Peace, Part Three - September 5, Tuesday: Treaty Signed
At about 3:30 p.m., on September 5, in the naval stores building at the Navy Yard, the envoys met for the last time to sign the treaty. The Russians, and then the Japanese signed four copies of the document (two in English, two in French).
Treaty Signed. The witnesses to the signing were Secretary Peirce, Portsmouth Mayor Marvin, Governor McLane, Rear Admiral Mead, Commandant Winslow of the Mayflower and Lieutenant Commander Gibbons of the Dolphin. The signings were completed at 3:47 p.m. according to the Herald.
Everyone was silent during the signing but when Witte finished, he tossed his pen aside and stood, reached across the table to shake hands with Komura. The rest of the conferees followed his lead, and then Rosen made a short speech of gratitude to the Japanese in which he hoped that every effort would be made to maintain friendly relations between the countries. Komura responded in a like manner, pledging to do everything that he could to insure “a treaty of peace and amity.”
With the local populace, to say nothing of the rest of the world, eagerly waiting the outcome of the signing, “One of the secretaries of the Russian mission by a prearranged signal gave the information to a corporal of marines, who was standing just outside the door of the conference room. On the dead run across the hall and down the stairway he rushed to the big doorway of the stores building and thus called to Captain Jefferson Rowe, a one-armed officer who had been anxiously waiting.
“All right, Cap!’
“With his one arm, Cap waved a red signal flag and BOOM, BOOM, BOOM went the guns, the first notice to thousands in the immediate vicinity that the treaty had been signed.” Church bells rang in Kittery Point, Portsmouth, and New Castle.
Meanwhile, the men adjourned to the dining room for a brief reception. The only woman known to be present was Sarah Jane Farmer of Green Acre, so honored for her devotion to world peace. For some reason, there were no champagne glasses but a call to the Rockingham resulted in a quick delivery of glasses by automobile. Several toasts were offered, including one to the city of Portsmouth.

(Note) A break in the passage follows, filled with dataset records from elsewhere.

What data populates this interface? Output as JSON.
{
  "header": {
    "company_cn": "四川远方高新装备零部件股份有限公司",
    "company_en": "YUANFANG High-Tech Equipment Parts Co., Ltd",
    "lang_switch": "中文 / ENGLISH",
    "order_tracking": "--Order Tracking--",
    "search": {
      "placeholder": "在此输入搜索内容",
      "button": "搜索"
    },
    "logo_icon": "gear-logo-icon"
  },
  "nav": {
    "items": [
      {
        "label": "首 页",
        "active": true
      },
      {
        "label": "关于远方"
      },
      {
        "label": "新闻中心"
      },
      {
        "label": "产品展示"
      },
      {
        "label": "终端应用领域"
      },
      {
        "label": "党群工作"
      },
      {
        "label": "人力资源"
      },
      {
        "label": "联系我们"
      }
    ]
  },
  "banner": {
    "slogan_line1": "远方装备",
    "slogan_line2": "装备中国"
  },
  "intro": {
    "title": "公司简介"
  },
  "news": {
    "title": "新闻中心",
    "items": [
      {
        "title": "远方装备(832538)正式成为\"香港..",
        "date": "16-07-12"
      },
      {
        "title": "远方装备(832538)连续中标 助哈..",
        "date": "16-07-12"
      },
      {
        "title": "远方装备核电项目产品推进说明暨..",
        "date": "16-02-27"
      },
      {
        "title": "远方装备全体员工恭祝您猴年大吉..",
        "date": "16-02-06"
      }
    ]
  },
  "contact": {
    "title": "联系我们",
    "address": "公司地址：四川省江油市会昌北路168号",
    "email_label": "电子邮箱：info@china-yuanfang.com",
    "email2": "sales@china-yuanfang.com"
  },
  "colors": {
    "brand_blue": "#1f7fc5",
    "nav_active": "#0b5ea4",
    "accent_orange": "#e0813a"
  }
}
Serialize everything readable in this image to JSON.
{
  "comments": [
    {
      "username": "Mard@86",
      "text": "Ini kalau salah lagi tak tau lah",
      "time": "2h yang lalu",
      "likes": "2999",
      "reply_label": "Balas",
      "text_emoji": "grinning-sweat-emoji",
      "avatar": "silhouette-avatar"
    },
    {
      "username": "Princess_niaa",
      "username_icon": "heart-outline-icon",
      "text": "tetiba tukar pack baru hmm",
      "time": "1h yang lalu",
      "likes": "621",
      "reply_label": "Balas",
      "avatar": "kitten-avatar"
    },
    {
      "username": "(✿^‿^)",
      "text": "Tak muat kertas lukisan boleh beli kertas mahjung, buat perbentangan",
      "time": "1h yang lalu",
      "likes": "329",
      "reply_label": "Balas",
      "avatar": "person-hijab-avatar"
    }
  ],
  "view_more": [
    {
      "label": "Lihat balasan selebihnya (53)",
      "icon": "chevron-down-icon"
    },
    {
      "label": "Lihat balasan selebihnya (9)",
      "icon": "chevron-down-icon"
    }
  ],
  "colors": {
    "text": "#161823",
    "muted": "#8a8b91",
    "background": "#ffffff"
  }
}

Mayor Marvin shared his observations of the last session with the Herald’s readers: “M. Witte signed the treaty with his own fountain pen which he returned to his pocket after using it. Along the sides of the table in the conference were, at least, two-dozen pens and Baron Komura, when he signed the first copy of the treaty used one of these, a common wooden handled pen, with a cork finger guard. He laid this down and when next called upon to sign his name used another. In the signing of the copies of the treaty and the protocol, Baron Komura wrote his name eight times and used six or seven pens. Baron Rosen and Mr. Takahira also used pens from the table. One of the pens thus used was given to me. After all the business in the conference room had been concluded, we were invited to a daintily prepared lunch in another apartment.